No hubo música en la despedida. Solo una voz, neutra, que recitaba nombres como si los convocara desde una lista fantasma: hombres y mujeres de edades diversas, físicos desiguales, algunos célebres –Naomi Campbell, Isabelle Huppert, Kim Kardashian– y otros anónimos, desfilando por última vez bajo la dirección creativa de Demna Gvasalia en la casa Balenciaga. El escenario no podía ser otro: el número 10 de la avenida George V, donde Cristóbal Balenciaga abrió su sede parisina en 1937. El lugar donde comenzó todo. Y, en cierto modo, donde ayer se puso fin a una era.
Tras casi una década al frente de Balenciaga, Demna se despidió con una colección de Alta Costura que parecía resumir todo lo que fue: la ironía y la brutalidad, el homenaje y la transgresión, el gesto contracultural disfrazado de lujo radical. Con sus hombros descomunales, sus abrigos acolchados, sus vestidos de eco decimonónico y sus trajes de cuero entallado que guiñaban a Thierry Mugler, Demna firmó su último manifiesto con la teatralidad que lo define. No tanto un adiós como un epitafio: la moda no es solo belleza, es fricción, choque, volumen, silencio.
Fin de una época
Lo que se vio en la pasarela fue un guardarropa generoso, hasta excesivo, hecho de sedas, algodones, organzas, lanas, guipures y pedrería. También de gestos reconocibles: el trench convertido en escultura, el esmoquin blanco declinado a lo Demna –es decir, con irreverencia– y una gama cromática que iba del blanco y negro habituales a rosas empolvados, azules suaves, rojos sólidos. Hubo motivos lisos y otros que se simulaban: la pata de gallo creada con cristales, las flores escondidas entre texturas.
La salida de Demna de Balenciaga no es solo un cambio de diseñador. Es el final de una época. Su fichaje por Gucci, la casa más valiosa del grupo Kering –y también la más en crisis–, habla tanto de su poder como de la urgencia del conglomerado por recuperar la iniciativa tras una caída prolongada, especialmente en el mercado chino. Pinault ha movido ficha, cediendo incluso el timón del grupo a Luca de Meo, el ejecutivo que salvó Renault en tiempos recientes.
Lujo y colapso
Demna, por su parte, no necesitó salvar nada. En Balenciaga hizo lo que muy pocos se atreven: destruir el aura y construir otra. Llevó a la Alta Costura a lugares insólitos, logró que una sudadera valiera miles de euros sin perder el discurso político, y convirtió el mal gusto en símbolo de una época post-ironía donde el artificio ya no se disimula.

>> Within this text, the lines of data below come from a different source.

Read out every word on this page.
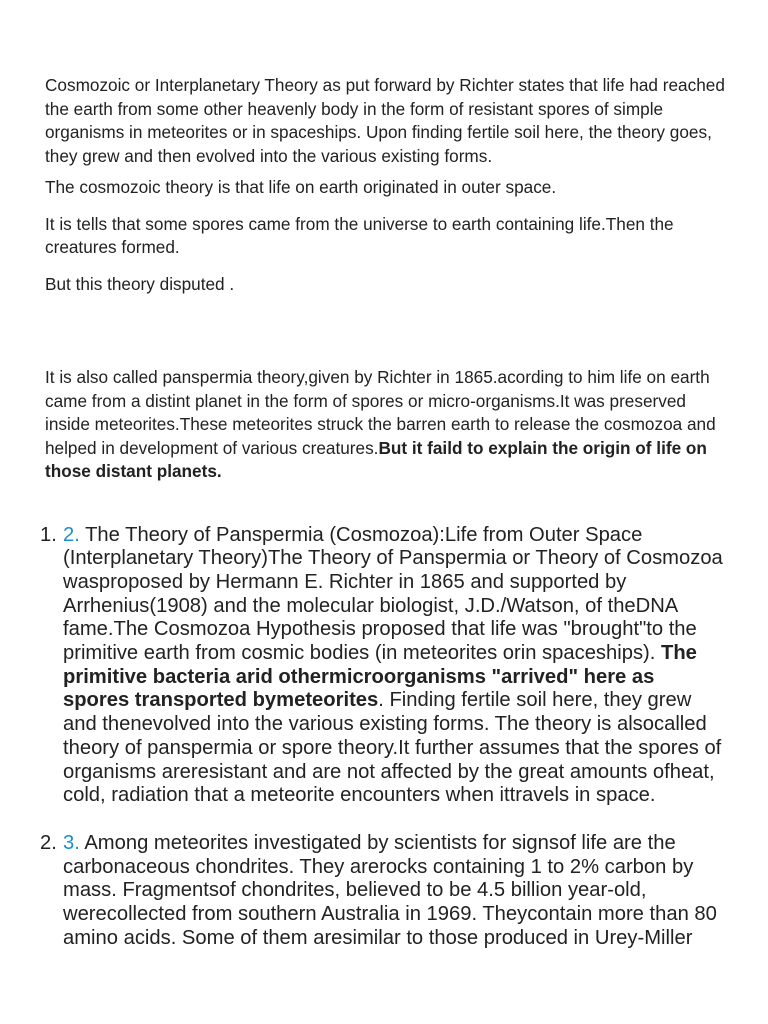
Cosmozoic or Interplanetary Theory as put forward by Richter states that life had reached the earth from some other heavenly body in the form of resistant spores of simple organisms in meteorites or in spaceships. Upon finding fertile soil here, the theory goes, they grew and then evolved into the various existing forms.

The cosmozoic theory is that life on earth originated in outer space.

It is tells that some spores came from the universe to earth containing life.Then the creatures formed.

But this theory disputed .

It is also called panspermia theory,given by Richter in 1865.acording to him life on earth came from a distint planet in the form of spores or micro-organisms.It was preserved inside meteorites.These meteorites struck the barren earth to release the cosmozoa and helped in development of various creatures.But it faild to explain the origin of life on those distant planets.

1. 2. The Theory of Panspermia (Cosmozoa):Life from Outer Space (Interplanetary Theory)The Theory of Panspermia or Theory of Cosmozoa wasproposed by Hermann E. Richter in 1865 and supported by Arrhenius(1908) and the molecular biologist, J.D./Watson, of theDNA fame.The Cosmozoa Hypothesis proposed that life was "brought"to the primitive earth from cosmic bodies (in meteorites orin spaceships). The primitive bacteria arid othermicroorganisms "arrived" here as spores transported bymeteorites. Finding fertile soil here, they grew and thenevolved into the various existing forms. The theory is alsocalled theory of panspermia or spore theory.It further assumes that the spores of organisms areresistant and are not affected by the great amounts ofheat, cold, radiation that a meteorite encounters when ittravels in space.
2. 3. Among meteorites investigated by scientists for signsof life are the carbonaceous chondrites. They arerocks containing 1 to 2% carbon by mass. Fragmentsof chondrites, believed to be 4.5 billion year-old, werecollected from southern Australia in 1969. Theycontain more than 80 amino acids. Some of them aresimilar to those produced in Urey-Miller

Su desfile viral con Britney Spears como voz en off fue solo una muestra más de esa mezcla de nostalgia, espectáculo y colapso.
Le sustituirá en Balenciaga Pierpaolo Piccioli, el diseñador que dio a Valentino su elegancia inclusiva y su delicadeza coral. Es difícil imaginar un giro más marcado: del cuero ciclista a la lírica de la seda, del negro como ideología al color como esperanza. No será una traición, pero sí una corrección. Piccioli representará, quizás, un regreso al refinamiento, a la belleza más evidente. A la moda que no necesita provocar para ser recordada.
Pero lo que dejó Demna no se deshace con un nombramiento. Ni siquiera con una última colección. Balenciaga, desde hoy, empieza otra etapa. La de intentar volver a ser algo distinto sin dejar de ser lo que ya cambió para siempre.